At the federal level, President Joe Biden’s police executive order issued last summer still had parts that needed to be implemented, Badu-Nimako said. But nothing can replace comprehensive federal police reform, she said.
Austin-Hillery advocated greater community involvement in determining policing.
“We want communities that are safe but that also respect us and that also give us a voice and put us first, not as politicians, not as policy makers, but that put what the people in those communities want and feel they need ,” said Austin-Hillery said, “We have to make sure that we’re bringing community voices into these policy discussions. That’s where it has to start. Because then, that’s when you build camaraderie, inclusion, and make sure that these principles that we’re talking about are not these erudite stuff, but it’s stuff that people really say they work with in their communities and need to feel safe and make sure they have the right relationships with the police and the policy makers who are making the decisions that they impact their lives on a daily basis.”
In terms of public health, Gilbert said life expectancy has decreased, especially during the COVID-19 pandemic. He suggested that more resources should be devoted to community strategies and that different stakeholders not normally associated with playing a role in health, such as businesses, should also be involved.
“Many communities are realizing that they play a very important role in addressing their health. And I think it’s important for us to provide the resources,” Gilbert said. “I think the Biden administration has some specific strategies or tools that can help with that in terms of making sure we reach out to communities — whether it’s churches, barbershops, local community centers, other community organizations.
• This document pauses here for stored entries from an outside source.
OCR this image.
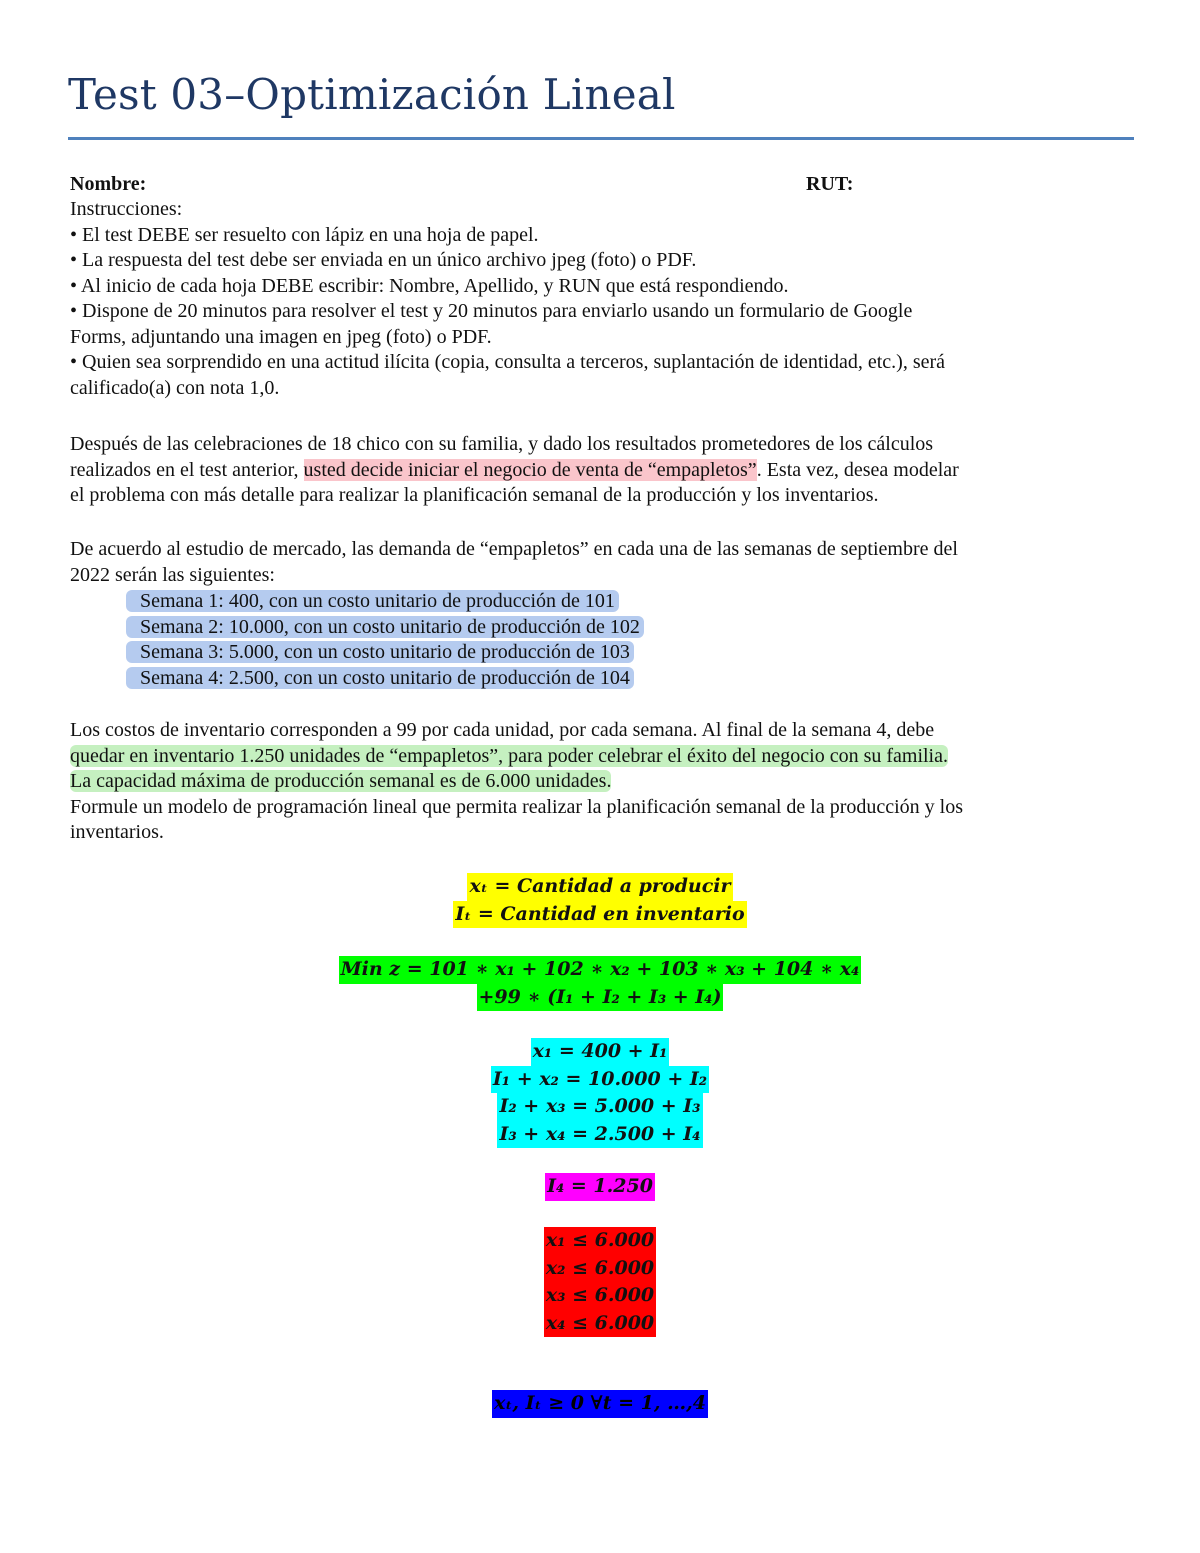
Test 03–Optimización Lineal
Nombre:	RUT:
Instrucciones:
• El test DEBE ser resuelto con lápiz en una hoja de papel.
• La respuesta del test debe ser enviada en un único archivo jpeg (foto) o PDF.
• Al inicio de cada hoja DEBE escribir: Nombre, Apellido, y RUN que está respondiendo.
• Dispone de 20 minutos para resolver el test y 20 minutos para enviarlo usando un formulario de Google
Forms, adjuntando una imagen en jpeg (foto) o PDF.
• Quien sea sorprendido en una actitud ilícita (copia, consulta a terceros, suplantación de identidad, etc.), será
calificado(a) con nota 1,0.
Después de las celebraciones de 18 chico con su familia, y dado los resultados prometedores de los cálculos
realizados en el test anterior, usted decide iniciar el negocio de venta de “empapletos”. Esta vez, desea modelar
el problema con más detalle para realizar la planificación semanal de la producción y los inventarios.
De acuerdo al estudio de mercado, las demanda de “empapletos” en cada una de las semanas de septiembre del
2022 serán las siguientes:
Semana 1: 400, con un costo unitario de producción de 101
Semana 2: 10.000, con un costo unitario de producción de 102
Semana 3: 5.000, con un costo unitario de producción de 103
Semana 4: 2.500, con un costo unitario de producción de 104
Los costos de inventario corresponden a 99 por cada unidad, por cada semana. Al final de la semana 4, debe
quedar en inventario 1.250 unidades de “empapletos”, para poder celebrar el éxito del negocio con su familia.
La capacidad máxima de producción semanal es de 6.000 unidades.
Formule un modelo de programación lineal que permita realizar la planificación semanal de la producción y los
inventarios.
xₜ = Cantidad a producir
Iₜ = Cantidad en inventario
Min z = 101 ∗ x₁ + 102 ∗ x₂ + 103 ∗ x₃ + 104 ∗ x₄
+99 ∗ (I₁ + I₂ + I₃ + I₄)
x₁ = 400 + I₁
I₁ + x₂ = 10.000 + I₂
I₂ + x₃ = 5.000 + I₃
I₃ + x₄ = 2.500 + I₄
I₄ = 1.250
x₁ ≤ 6.000
x₂ ≤ 6.000
x₃ ≤ 6.000
x₄ ≤ 6.000
xₜ, Iₜ ≥ 0 ∀t = 1, …,4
Even neighborhood associations are also very aware of what their specific role can be in promoting health.”
In the digital realm, black Americans continue to lag behind, and this digital divide affects people in very real ways, from education to health care, Turner Lee said.
“We’re in a communications ecosystem today that suffers from only a digital divide, but lacks depth in terms of media ownership by black Americans in this country,” Turner Lee said. Less than 3% of African-Americans in this country hold major roles in tech companies, which continue to define and redefine and misinform many of these messages.
“We have a gap in our communication ecosystem that allows this messaging, this new contemporary assault on our narrative to really happen, which I think is worth talking about when you start looking at the digital divide. … We also prevented black people from being able to get online and do the things that ordinary Americans do.”
And the digital divide can also affect how people can engage in their democracy, Turner Lee said.
“This is the divide that really defines a first-class stay in a digital democracy,” said Turner Lee, “the ability to know where your polling place is, the ability to know more about the candidates…, the ability to pick up your phone and record rogue cops and post them , so people can actually see you, and the ability to share messages that validate full experiences.”
It’s important to keep in mind the interconnectedness of all these issues, Austin-Hillery said, urging people to focus on the bigger picture.
“These issues are not silenced issues,” Austin-Hillery said. “When you’re talking about civil and human rights and racial justice, you have to understand that all of these issues are interconnected. . . . We can’t afford to say we specialize.” in one racial injustice over another. We have to understand that there are a number of problems and all the dots are connected… We don’t have time to work on one problem at a time. I know it’s work, but we have to pay attention to the full price.”